I’m not in any way, shape, or form condoning underage drinking but come on we have all done it. Let’s not be hypocrites.
So everyone has had those really crazy times in their lives right? The one’s where they are introduced to alcohol for the first time and obviously don’t know what limits are or even knew they existed. We want to be able to keep our liquor and make it seem like this isn’t in fact our first time. Whether it was underage or as an adult legally. That or I felt “unleashed” the day my father told me to come home, “Not too late”. The night was mine and I made sure to do everything I had been wanting to do since High School.
You see my parents were strict so I didn’t get the green light until I graduated High School. I was literally only allowed to go to High School football games and that it. My best friend was in the dance team for my High School and she would have the major hook ups for where to be Friday nights after football games. But ‘no’ was always the answer when I asked. I just noticed I said, “High School” like ten times already. You get it, my high school years were spent just going to school and occasionally going to games. That’s it. All though I didn’t really get to do much out of school with my classmates I still consider high school to be the best four years of my life.
Those four years I learned about a lot of things, obviously. I felt what love was for the first time and I also learned about heartbreak. I learned who was my friend and who wasn’t. I might not have had a whole lot of friends but the five girls that I called as “Best Friends” made my four years so amazingly great.
Sadly, I no longer keep in touch with all but two. I follow the rest on social media but we don’t really “talk” how we used to. And I’m completely fine with that. We’re meant to grow and sometimes it’s not with each other. But I see they’re all living happy lives with their children. We’re all moms.
Earlier I was driving and I remembered a house we used to always visit to drink and listen to escessively loud music indoors and sometimes outside. I find myself looking for THAT house every time I pass by that street and it takes me back to sweet nostalgia. The nights spent with people I barely graduated high school with and the best friend that stuck around to this day. It happens with two other houses. Each time I wonder who lives there now and if they only knew what went down a few years ago in the same place.
The garage where we would drink illegally and listen to music and play beer pong comes to mind a lot.

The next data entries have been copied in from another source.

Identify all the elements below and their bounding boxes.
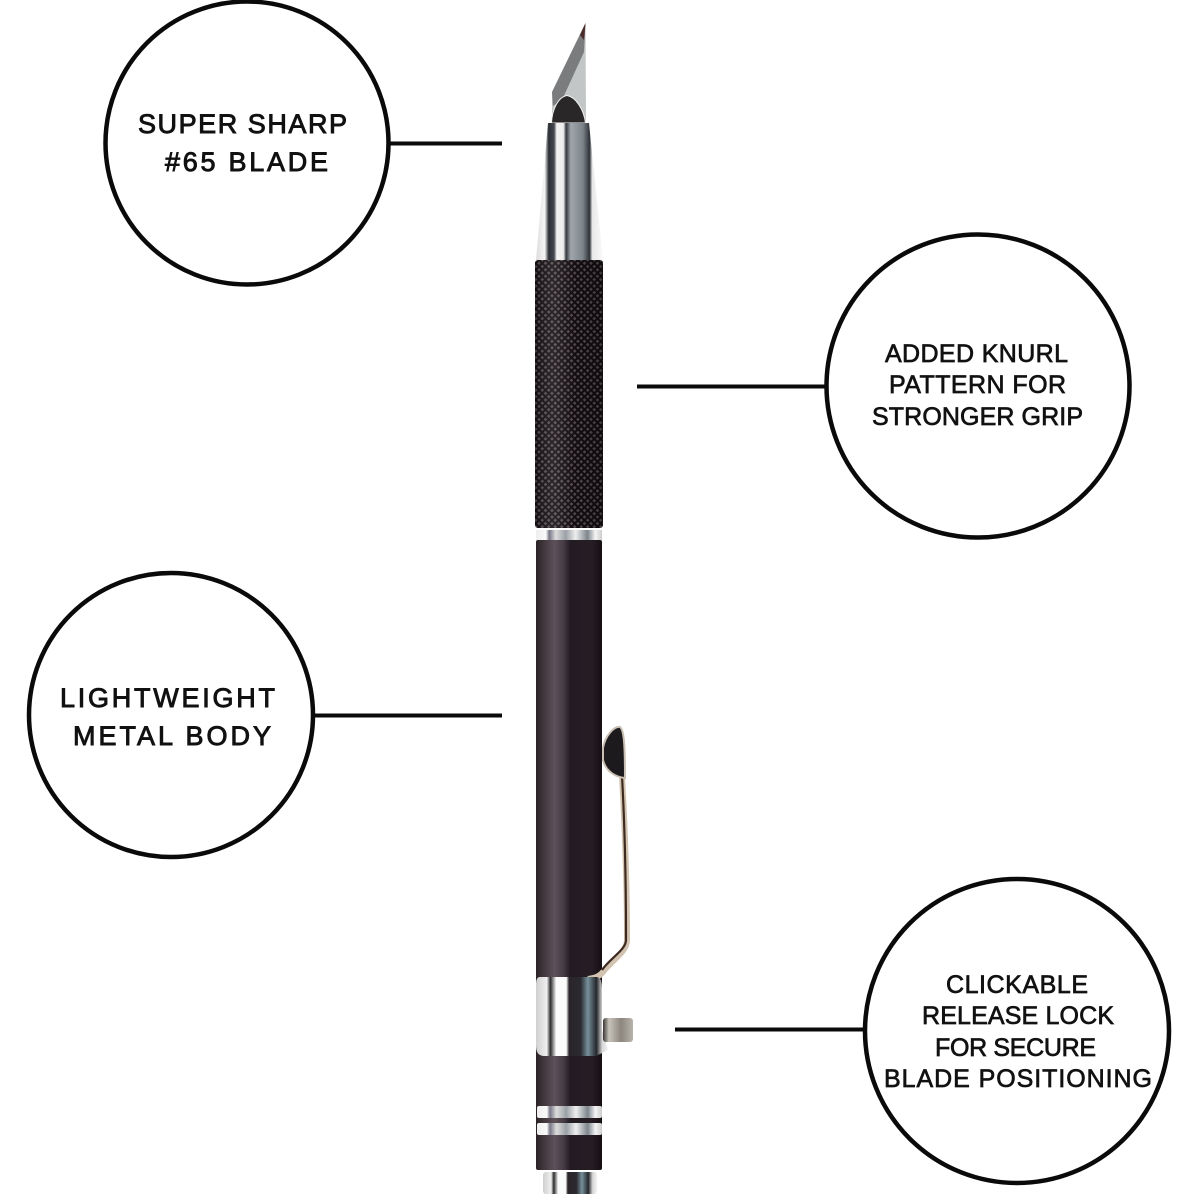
callout: super sharp blade: SUPER SHARP <box>138 109 347 139</box>
callout: lightweight metal body: LIGHTWEIGHT <box>60 683 275 713</box>
end cap <box>543 1172 597 1194</box>
callout: knurl pattern: ADDED KNURL <box>885 340 1068 368</box>
callout: knurl pattern <box>637 234 1130 538</box>
pocket clip <box>588 727 627 979</box>
metal body <box>536 540 602 1170</box>
callout: lightweight metal body: METAL BODY <box>73 721 271 751</box>
callout: clickable release lock: FOR SECURE <box>935 1034 1096 1062</box>
release button <box>603 1018 633 1042</box>
blade holder tip <box>552 96 586 123</box>
callout: clickable release lock <box>675 879 1169 1183</box>
metal ring <box>536 530 602 540</box>
callout: knurl pattern: PATTERN FOR <box>889 371 1066 399</box>
rings <box>537 1106 602 1135</box>
silver cone <box>536 123 603 260</box>
knurled grip <box>535 260 603 528</box>
blade <box>552 23 586 122</box>
callout: lightweight metal body <box>29 573 502 857</box>
callout: knurl pattern: STRONGER GRIP <box>872 403 1083 431</box>
callout: super sharp blade: #65 BLADE <box>165 147 328 177</box>
craft knife illustration <box>535 23 633 1194</box>
callout: super sharp blade <box>106 2 502 284</box>
callout: clickable release lock: CLICKABLE <box>946 971 1088 999</box>
callout: clickable release lock: BLADE POSITIONING <box>884 1065 1152 1093</box>
callout: clickable release lock: RELEASE LOCK <box>922 1002 1114 1030</box>
sliding collar <box>536 977 608 1056</box>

We were too young to be out at bars so that was our getaway. The same place where we discovered Four Lokos, they seemed like they tasted OK at first but little did we know that they would creep up to us and FAST. The same place where I took one too many shots of Malibu. The one liquor that I’m not longer able to drink because of those nights. Or the Grey Goose my best friend can’t even smell because of an excess amount of shots on her birthday. They’ve left scars, but the scars we like to tell people about.
We all need those nights. The nights when we have no responsibilities and our only major real problem was which drink we were going to drink for the night. These rebel nights are needed to learn not to over due it as an adult and get into real big trouble with the law. The nights we meet new people. They might not stick around long but when you see them at the mall or at a public place and exchange looks you know that they know the same thing you’re thinking. The night you all raged face happily enjoying your drink in your hand not a worry in mind.
Do remember these times. The times where you were truly young and naive and just wanted to have fun. And when you had the chance you would make damn sure that you would take advantage of the short time you had with these people. It doesn’t matter if it was just sitting on a couch talking shit with a drink in your hand in a cold ass garage. Those are the best memories I love to think of every now and then. The many pictures we all took with slightly small sleepy eyes from the alcohol but our smiles big as can be. And if you who was part of that group and part of those nights are reading this right now smiling, thank you. Thank you for making my nights wild and free!
Because of those nights, I’ll have what I did in mind for when my daughter is around the same age and asks if she can go out. My mother once picked me up from a party drunk as a skunk and after that I’m sure she knew I’d be getting drunk every Friday or Saturday night I asked permission to go out with my friends. None the less she still let me go out. I’m sure she experienced that era in her life too.
Did you ever have a time where nothing mattered and you felt free and truly happy?